- 4 eggs (beaten)
- 2 cups flour
- 2 cups water
- 1 cup milk
- 2 tablespoons margarine (melted)
- 1 teaspoon salt
- Sift the dry ingredients into a bowl
- Add the wet ingredients and mix together until lump free. Leave to stand for 20-30 minutes.
- Heat a frying pan on a medium heat. Use a non-stick spray if needed, or heat a little oil in the pan and pour it out between pancakes.
- Pour enough batter so that there is a thin layer (1mm – 2mm thick) of batter over the bottom of the pan. These pancakes won’t rise like the American style pancakes.
- Leave batter in pan until air bubbles start to form. Then use an egg-lifter to turn the pancake over. If the pan is properly coated with non-stick spray or oil and the pancake is ready to turn this should be easy. Sometimes it will take 1 or 2 attempts to grow accustomed to when to turn the pancake.
- Once turned, leave the pancake to cook on the other side. Once the second side is ready there should be some brown spots on the second side of the pancake. Once cooked the pancake should still be soft and easy to roll up (like one would roll a newspaper).
- For savoury pancakes, turn the pancake onto a plate and put cooked minced meat(with tomato and onion sauce) in the middle, sprinkle with cheese. You can use Chicken and Mayonnaise. Have fun experimenting with different fillings.
- For classic South African sweet pancakes, mix cinnamon and sugar together in a bowl and sprinkle over the whole pancake. A dash of lemon juice can also be added if wished (some people like it, others don’t).
- Roll the pancake like a newspaper and serve. Some shops serve the pancakes with a spoon of cream or ice-cream. Below are the rolled versions of the Minced Meat pancake and the Sweet Cinnamon pancake.
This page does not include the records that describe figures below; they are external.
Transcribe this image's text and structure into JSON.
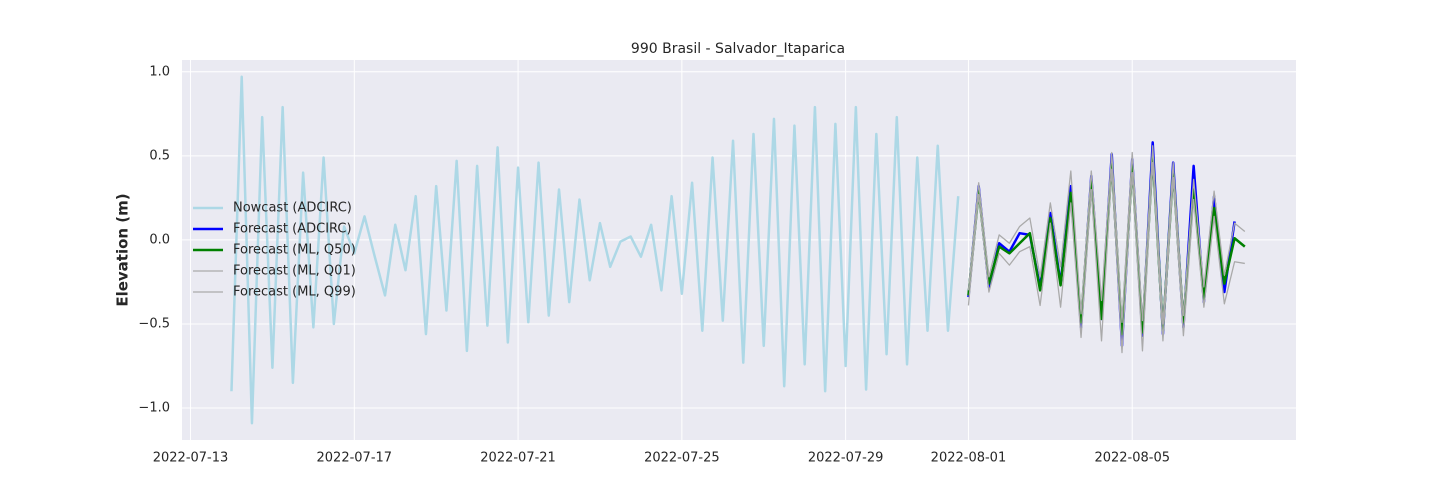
{
  "chart_data": {
    "type": "line",
    "title": "990 Brasil - Salvador_Itaparica",
    "y_label": "Elevation (m)",
    "xlim": [
      "2022-07-12 19:00",
      "2022-08-09 00:00"
    ],
    "xticks": [
      "2022-07-13",
      "2022-07-17",
      "2022-07-21",
      "2022-07-25",
      "2022-07-29",
      "2022-08-01",
      "2022-08-05"
    ],
    "ylim": [
      -1.19,
      1.07
    ],
    "yticks": [
      {
        "value": -1,
        "label": "−1.0"
      },
      {
        "value": -0.5,
        "label": "−0.5"
      },
      {
        "value": 0,
        "label": "0.0"
      },
      0.5,
      {
        "value": 1,
        "label": "1.0"
      }
    ],
    "grid": true,
    "legend": "center left",
    "series": [
      {
        "name": "Nowcast (ADCIRC)",
        "color": "#add8e6",
        "width": 2.5,
        "x": [
          "2022-07-14 00:00",
          "2022-07-14 06:00",
          "2022-07-14 12:00",
          "2022-07-14 18:00",
          "2022-07-15 00:00",
          "2022-07-15 06:00",
          "2022-07-15 12:00",
          "2022-07-15 18:00",
          "2022-07-16 00:00",
          "2022-07-16 06:00",
          "2022-07-16 12:00",
          "2022-07-16 18:00",
          "2022-07-17 00:00",
          "2022-07-17 06:00",
          "2022-07-17 12:00",
          "2022-07-17 18:00",
          "2022-07-18 00:00",
          "2022-07-18 06:00",
          "2022-07-18 12:00",
          "2022-07-18 18:00",
          "2022-07-19 00:00",
          "2022-07-19 06:00",
          "2022-07-19 12:00",
          "2022-07-19 18:00",
          "2022-07-20 00:00",
          "2022-07-20 06:00",
          "2022-07-20 12:00",
          "2022-07-20 18:00",
          "2022-07-21 00:00",
          "2022-07-21 06:00",
          "2022-07-21 12:00",
          "2022-07-21 18:00",
          "2022-07-22 00:00",
          "2022-07-22 06:00",
          "2022-07-22 12:00",
          "2022-07-22 18:00",
          "2022-07-23 00:00",
          "2022-07-23 06:00",
          "2022-07-23 12:00",
          "2022-07-23 18:00",
          "2022-07-24 00:00",
          "2022-07-24 06:00",
          "2022-07-24 12:00",
          "2022-07-24 18:00",
          "2022-07-25 00:00",
          "2022-07-25 06:00",
          "2022-07-25 12:00",
          "2022-07-25 18:00",
          "2022-07-26 00:00",
          "2022-07-26 06:00",
          "2022-07-26 12:00",
          "2022-07-26 18:00",
          "2022-07-27 00:00",
          "2022-07-27 06:00",
          "2022-07-27 12:00",
          "2022-07-27 18:00",
          "2022-07-28 00:00",
          "2022-07-28 06:00",
          "2022-07-28 12:00",
          "2022-07-28 18:00",
          "2022-07-29 00:00",
          "2022-07-29 06:00",
          "2022-07-29 12:00",
          "2022-07-29 18:00",
          "2022-07-30 00:00",
          "2022-07-30 06:00",
          "2022-07-30 12:00",
          "2022-07-30 18:00",
          "2022-07-31 00:00",
          "2022-07-31 06:00",
          "2022-07-31 12:00",
          "2022-07-31 18:00"
        ],
        "values": [
          -0.9,
          0.97,
          -1.09,
          0.73,
          -0.76,
          0.79,
          -0.85,
          0.4,
          -0.52,
          0.49,
          -0.5,
          0.08,
          -0.08,
          0.14,
          -0.1,
          -0.33,
          0.09,
          -0.18,
          0.26,
          -0.56,
          0.32,
          -0.42,
          0.47,
          -0.66,
          0.44,
          -0.51,
          0.55,
          -0.61,
          0.43,
          -0.49,
          0.46,
          -0.45,
          0.3,
          -0.37,
          0.24,
          -0.24,
          0.1,
          -0.16,
          -0.01,
          0.02,
          -0.1,
          0.09,
          -0.3,
          0.26,
          -0.32,
          0.34,
          -0.54,
          0.49,
          -0.48,
          0.59,
          -0.73,
          0.63,
          -0.63,
          0.72,
          -0.87,
          0.68,
          -0.74,
          0.79,
          -0.9,
          0.69,
          -0.75,
          0.79,
          -0.89,
          0.63,
          -0.68,
          0.73,
          -0.74,
          0.49,
          -0.54,
          0.56,
          -0.54,
          0.26
        ]
      },
      {
        "name": "Forecast (ADCIRC)",
        "color": "#0000ff",
        "width": 2.5,
        "x": [
          "2022-08-01 00:00",
          "2022-08-01 06:00",
          "2022-08-01 12:00",
          "2022-08-01 18:00",
          "2022-08-02 00:00",
          "2022-08-02 06:00",
          "2022-08-02 12:00",
          "2022-08-02 18:00",
          "2022-08-03 00:00",
          "2022-08-03 06:00",
          "2022-08-03 12:00",
          "2022-08-03 18:00",
          "2022-08-04 00:00",
          "2022-08-04 06:00",
          "2022-08-04 12:00",
          "2022-08-04 18:00",
          "2022-08-05 00:00",
          "2022-08-05 06:00",
          "2022-08-05 12:00",
          "2022-08-05 18:00",
          "2022-08-06 00:00",
          "2022-08-06 06:00",
          "2022-08-06 12:00",
          "2022-08-06 18:00",
          "2022-08-07 00:00",
          "2022-08-07 06:00",
          "2022-08-07 12:00"
        ],
        "values": [
          -0.34,
          0.32,
          -0.28,
          -0.02,
          -0.07,
          0.04,
          0.03,
          -0.28,
          0.16,
          -0.26,
          0.32,
          -0.52,
          0.38,
          -0.47,
          0.51,
          -0.63,
          0.48,
          -0.57,
          0.58,
          -0.56,
          0.46,
          -0.52,
          0.44,
          -0.37,
          0.26,
          -0.31,
          0.11
        ]
      },
      {
        "name": "Forecast (ML, Q50)",
        "color": "#008000",
        "width": 2.5,
        "x": [
          "2022-08-01 00:00",
          "2022-08-01 06:00",
          "2022-08-01 12:00",
          "2022-08-01 18:00",
          "2022-08-02 00:00",
          "2022-08-02 06:00",
          "2022-08-02 12:00",
          "2022-08-02 18:00",
          "2022-08-03 00:00",
          "2022-08-03 06:00",
          "2022-08-03 12:00",
          "2022-08-03 18:00",
          "2022-08-04 00:00",
          "2022-08-04 06:00",
          "2022-08-04 12:00",
          "2022-08-04 18:00",
          "2022-08-05 00:00",
          "2022-08-05 06:00",
          "2022-08-05 12:00",
          "2022-08-05 18:00",
          "2022-08-06 00:00",
          "2022-08-06 06:00",
          "2022-08-06 12:00",
          "2022-08-06 18:00",
          "2022-08-07 00:00",
          "2022-08-07 06:00",
          "2022-08-07 12:00",
          "2022-08-07 18:00"
        ],
        "values": [
          -0.33,
          0.29,
          -0.26,
          -0.04,
          -0.08,
          -0.02,
          0.04,
          -0.3,
          0.13,
          -0.27,
          0.28,
          -0.49,
          0.35,
          -0.47,
          0.46,
          -0.56,
          0.44,
          -0.55,
          0.5,
          -0.54,
          0.41,
          -0.49,
          0.3,
          -0.35,
          0.19,
          -0.26,
          0.01,
          -0.04
        ]
      },
      {
        "name": "Forecast (ML, Q01)",
        "color": "#aaaaaa",
        "width": 1.3,
        "x": [
          "2022-08-01 00:00",
          "2022-08-01 06:00",
          "2022-08-01 12:00",
          "2022-08-01 18:00",
          "2022-08-02 00:00",
          "2022-08-02 06:00",
          "2022-08-02 12:00",
          "2022-08-02 18:00",
          "2022-08-03 00:00",
          "2022-08-03 06:00",
          "2022-08-03 12:00",
          "2022-08-03 18:00",
          "2022-08-04 00:00",
          "2022-08-04 06:00",
          "2022-08-04 12:00",
          "2022-08-04 18:00",
          "2022-08-05 00:00",
          "2022-08-05 06:00",
          "2022-08-05 12:00",
          "2022-08-05 18:00",
          "2022-08-06 00:00",
          "2022-08-06 06:00",
          "2022-08-06 12:00",
          "2022-08-06 18:00",
          "2022-08-07 00:00",
          "2022-08-07 06:00",
          "2022-08-07 12:00",
          "2022-08-07 18:00"
        ],
        "values": [
          -0.39,
          0.27,
          -0.31,
          -0.08,
          -0.15,
          -0.07,
          -0.04,
          -0.39,
          0.1,
          -0.4,
          0.22,
          -0.58,
          0.3,
          -0.6,
          0.42,
          -0.67,
          0.4,
          -0.66,
          0.46,
          -0.6,
          0.37,
          -0.57,
          0.24,
          -0.4,
          0.14,
          -0.38,
          -0.13,
          -0.14
        ]
      },
      {
        "name": "Forecast (ML, Q99)",
        "color": "#aaaaaa",
        "width": 1.3,
        "x": [
          "2022-08-01 00:00",
          "2022-08-01 06:00",
          "2022-08-01 12:00",
          "2022-08-01 18:00",
          "2022-08-02 00:00",
          "2022-08-02 06:00",
          "2022-08-02 12:00",
          "2022-08-02 18:00",
          "2022-08-03 00:00",
          "2022-08-03 06:00",
          "2022-08-03 12:00",
          "2022-08-03 18:00",
          "2022-08-04 00:00",
          "2022-08-04 06:00",
          "2022-08-04 12:00",
          "2022-08-04 18:00",
          "2022-08-05 00:00",
          "2022-08-05 06:00",
          "2022-08-05 12:00",
          "2022-08-05 18:00",
          "2022-08-06 00:00",
          "2022-08-06 06:00",
          "2022-08-06 12:00",
          "2022-08-06 18:00",
          "2022-08-07 00:00",
          "2022-08-07 06:00",
          "2022-08-07 12:00",
          "2022-08-07 18:00"
        ],
        "values": [
          -0.3,
          0.34,
          -0.22,
          0.03,
          -0.02,
          0.08,
          0.13,
          -0.22,
          0.22,
          -0.16,
          0.41,
          -0.44,
          0.41,
          -0.36,
          0.52,
          -0.49,
          0.52,
          -0.48,
          0.56,
          -0.5,
          0.46,
          -0.45,
          0.36,
          -0.28,
          0.29,
          -0.21,
          0.1,
          0.05
        ]
      }
    ]
  }
}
The sweet pancakes are so cheap and easy to make, they are often sold at church/charity/school fund-raising events here in South Africa. 4 outdoor gas stoves, 4 pans, and 2 cooks can make a lot of pancakes quickly. Wrap them up in grease proof paper for eating with ones hands while walking around a flea-market. They are normally sold for R3,50 (US$0.50) each over here in South Africa.